Par naïveté ou par cécité, cependant, ce précieux acquis sera soldé sur l’autel de la mesure coupe-gorge dite « zaïrianisation » de l’économie du pays. Pour avoir dépossédé ceux qui avaient le sens des affaires et de l’investissement, cette erreur politique va inscrire l’économie du pays dans une spirale descendante. En dépit de la mesure corrective de « rétrocession » très peu d’opérateurs spoliés avaient souscrit à récupérer leurs unités de production déjà littéralement saignées par une gestion prédatrice.

Deux décennies perdues

Mais le coup fatal sera administré par la population elle-même, sur fond d’intrigues politiques, avec les pillages successifs de 1991 et janvier 1993. Tout le tissu économique fut dessouché par des pillages d’une agressivité rare sur la planète. Le changement de régime intervenu en mai 1997 va susciter un regain d’espoir dans le chef d’une population durement éprouvée par les affres d’une destruction aveugle.

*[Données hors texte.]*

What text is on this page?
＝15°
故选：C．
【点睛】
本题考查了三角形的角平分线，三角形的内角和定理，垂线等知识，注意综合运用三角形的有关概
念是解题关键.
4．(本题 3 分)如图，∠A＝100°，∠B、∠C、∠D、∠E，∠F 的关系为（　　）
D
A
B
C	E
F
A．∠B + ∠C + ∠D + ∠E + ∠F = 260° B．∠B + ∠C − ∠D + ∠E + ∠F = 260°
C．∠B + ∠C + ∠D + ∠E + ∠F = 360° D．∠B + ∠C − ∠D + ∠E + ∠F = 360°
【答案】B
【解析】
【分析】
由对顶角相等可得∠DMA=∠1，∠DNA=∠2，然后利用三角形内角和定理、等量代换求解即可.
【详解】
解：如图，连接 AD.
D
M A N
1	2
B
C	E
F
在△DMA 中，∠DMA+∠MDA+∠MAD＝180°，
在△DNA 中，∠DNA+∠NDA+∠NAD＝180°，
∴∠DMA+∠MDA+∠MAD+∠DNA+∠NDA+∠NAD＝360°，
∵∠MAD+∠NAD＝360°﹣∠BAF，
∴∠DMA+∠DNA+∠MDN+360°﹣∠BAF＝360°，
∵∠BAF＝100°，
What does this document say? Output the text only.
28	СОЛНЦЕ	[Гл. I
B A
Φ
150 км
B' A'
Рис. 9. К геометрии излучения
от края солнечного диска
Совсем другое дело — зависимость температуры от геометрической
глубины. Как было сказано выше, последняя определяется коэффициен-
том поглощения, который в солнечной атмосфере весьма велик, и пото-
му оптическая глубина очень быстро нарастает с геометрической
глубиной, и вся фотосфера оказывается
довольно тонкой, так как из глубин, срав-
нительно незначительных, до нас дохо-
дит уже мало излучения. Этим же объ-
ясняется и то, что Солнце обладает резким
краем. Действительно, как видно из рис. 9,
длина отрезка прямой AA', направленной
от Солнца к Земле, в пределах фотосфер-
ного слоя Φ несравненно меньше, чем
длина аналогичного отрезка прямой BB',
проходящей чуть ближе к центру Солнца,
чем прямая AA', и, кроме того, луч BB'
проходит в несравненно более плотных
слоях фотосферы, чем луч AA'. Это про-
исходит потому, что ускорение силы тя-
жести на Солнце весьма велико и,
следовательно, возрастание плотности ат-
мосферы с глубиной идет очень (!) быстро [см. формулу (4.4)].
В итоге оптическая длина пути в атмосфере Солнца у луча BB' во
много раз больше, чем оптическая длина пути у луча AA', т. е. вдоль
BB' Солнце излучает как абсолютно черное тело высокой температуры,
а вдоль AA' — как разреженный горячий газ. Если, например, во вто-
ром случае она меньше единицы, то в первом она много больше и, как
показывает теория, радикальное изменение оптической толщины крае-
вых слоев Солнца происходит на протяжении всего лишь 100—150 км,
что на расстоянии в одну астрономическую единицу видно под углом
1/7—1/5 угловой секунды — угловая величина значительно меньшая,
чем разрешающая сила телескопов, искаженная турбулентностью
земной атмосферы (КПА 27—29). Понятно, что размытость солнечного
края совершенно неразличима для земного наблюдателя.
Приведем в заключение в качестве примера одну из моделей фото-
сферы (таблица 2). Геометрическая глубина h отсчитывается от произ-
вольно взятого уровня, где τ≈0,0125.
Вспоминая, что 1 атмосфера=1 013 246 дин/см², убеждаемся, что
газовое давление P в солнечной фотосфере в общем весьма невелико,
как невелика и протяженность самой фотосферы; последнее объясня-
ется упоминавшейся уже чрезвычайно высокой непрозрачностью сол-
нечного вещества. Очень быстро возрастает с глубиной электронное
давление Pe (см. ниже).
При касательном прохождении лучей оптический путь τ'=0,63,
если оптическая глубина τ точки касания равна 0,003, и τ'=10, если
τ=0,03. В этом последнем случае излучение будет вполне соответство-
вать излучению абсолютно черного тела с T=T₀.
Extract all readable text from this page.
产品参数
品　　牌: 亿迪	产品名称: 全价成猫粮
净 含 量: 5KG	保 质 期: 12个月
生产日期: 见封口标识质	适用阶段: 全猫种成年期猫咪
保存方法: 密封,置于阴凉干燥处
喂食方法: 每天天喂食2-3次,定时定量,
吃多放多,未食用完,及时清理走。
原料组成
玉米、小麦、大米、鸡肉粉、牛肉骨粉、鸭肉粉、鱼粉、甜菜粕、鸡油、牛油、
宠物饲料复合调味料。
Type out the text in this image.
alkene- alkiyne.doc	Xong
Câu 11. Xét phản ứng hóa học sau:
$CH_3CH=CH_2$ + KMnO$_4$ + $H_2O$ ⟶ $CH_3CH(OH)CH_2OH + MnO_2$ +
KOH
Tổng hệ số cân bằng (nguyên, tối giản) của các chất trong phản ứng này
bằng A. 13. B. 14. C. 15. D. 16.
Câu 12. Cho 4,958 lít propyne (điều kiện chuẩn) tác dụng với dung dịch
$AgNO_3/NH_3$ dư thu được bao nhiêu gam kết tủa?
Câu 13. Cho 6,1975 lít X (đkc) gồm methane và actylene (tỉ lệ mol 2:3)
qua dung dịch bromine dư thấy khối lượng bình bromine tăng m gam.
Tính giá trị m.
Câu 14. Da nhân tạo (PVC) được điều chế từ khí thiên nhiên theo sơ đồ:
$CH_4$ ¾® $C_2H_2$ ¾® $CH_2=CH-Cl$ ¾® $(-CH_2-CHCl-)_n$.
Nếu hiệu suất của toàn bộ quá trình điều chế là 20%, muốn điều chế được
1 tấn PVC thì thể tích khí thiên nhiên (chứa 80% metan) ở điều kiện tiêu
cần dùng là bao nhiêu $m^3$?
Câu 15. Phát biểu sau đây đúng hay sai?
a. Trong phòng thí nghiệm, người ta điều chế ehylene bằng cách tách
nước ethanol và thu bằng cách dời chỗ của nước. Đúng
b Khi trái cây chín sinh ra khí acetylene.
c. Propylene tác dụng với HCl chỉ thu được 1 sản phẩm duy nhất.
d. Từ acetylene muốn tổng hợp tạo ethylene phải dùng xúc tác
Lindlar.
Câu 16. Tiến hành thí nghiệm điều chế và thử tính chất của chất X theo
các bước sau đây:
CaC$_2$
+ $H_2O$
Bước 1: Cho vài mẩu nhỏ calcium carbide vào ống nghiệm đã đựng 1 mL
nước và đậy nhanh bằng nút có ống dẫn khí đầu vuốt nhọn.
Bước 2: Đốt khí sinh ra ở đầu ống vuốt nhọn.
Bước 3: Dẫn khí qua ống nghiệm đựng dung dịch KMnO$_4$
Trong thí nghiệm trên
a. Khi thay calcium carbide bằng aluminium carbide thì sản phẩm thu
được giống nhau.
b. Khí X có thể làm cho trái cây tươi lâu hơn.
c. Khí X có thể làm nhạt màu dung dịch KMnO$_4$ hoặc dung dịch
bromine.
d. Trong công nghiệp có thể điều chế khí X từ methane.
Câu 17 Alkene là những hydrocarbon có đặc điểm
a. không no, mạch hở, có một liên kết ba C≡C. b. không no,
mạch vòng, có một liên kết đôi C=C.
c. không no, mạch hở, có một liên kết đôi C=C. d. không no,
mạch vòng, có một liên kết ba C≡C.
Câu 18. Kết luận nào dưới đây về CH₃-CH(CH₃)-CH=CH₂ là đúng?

Hélas, l’attentisme des investisseurs occidentaux s’étirera sur plus de deux décennies. A la base, la gestion clientéliste de l’appareil de l’Etat. On le sait, les Allemands, les Flamands, les investisseurs de style anglo-saxon…répugnent à des combines mesquines dans la gestion des affaires. Or, Kinshasa s’est illustré pendant toute cette période – 1997 à 2019 – dans les combines de commissions, corruption, tracasseries administratives et policières, etc. Respectueux de la législation, les Allemands ne sauraient retrouver le chemin de la RDC, tant que persistaient ces pratiques éhontées.

Thérapie à la Fatshi

De 1997 à 2019, il y a eu ainsi foisonnement de petites industries et usines montées par des Chinois et Indo-pakistanais très habiles dans des deals avec et sous le couvert des autorités politiques, militaires et policières. Peut-on espérer booster l’économie du pays avec un tel tissu? Non! Félix Antoine Tshisekedi le sait. Comme beaucoup d’autres experts congolais. Dès son investiture, en janvier 2019, le chef de l’Etat s’est jeté dans l’avion, en tête de pont d’une diplomatie de charme articulée autour de la reconquête de la paix et du retour d’investisseurs sérieux sur le sol congolais. Essuyant invectives, insultes, calomnie… Fatshi a débarqué sur le sol allemand en novembre 2019. Sur la table, les raisons pour les Allemands de faire come back à Kinshasa, mieux en République Démocratique du Congo.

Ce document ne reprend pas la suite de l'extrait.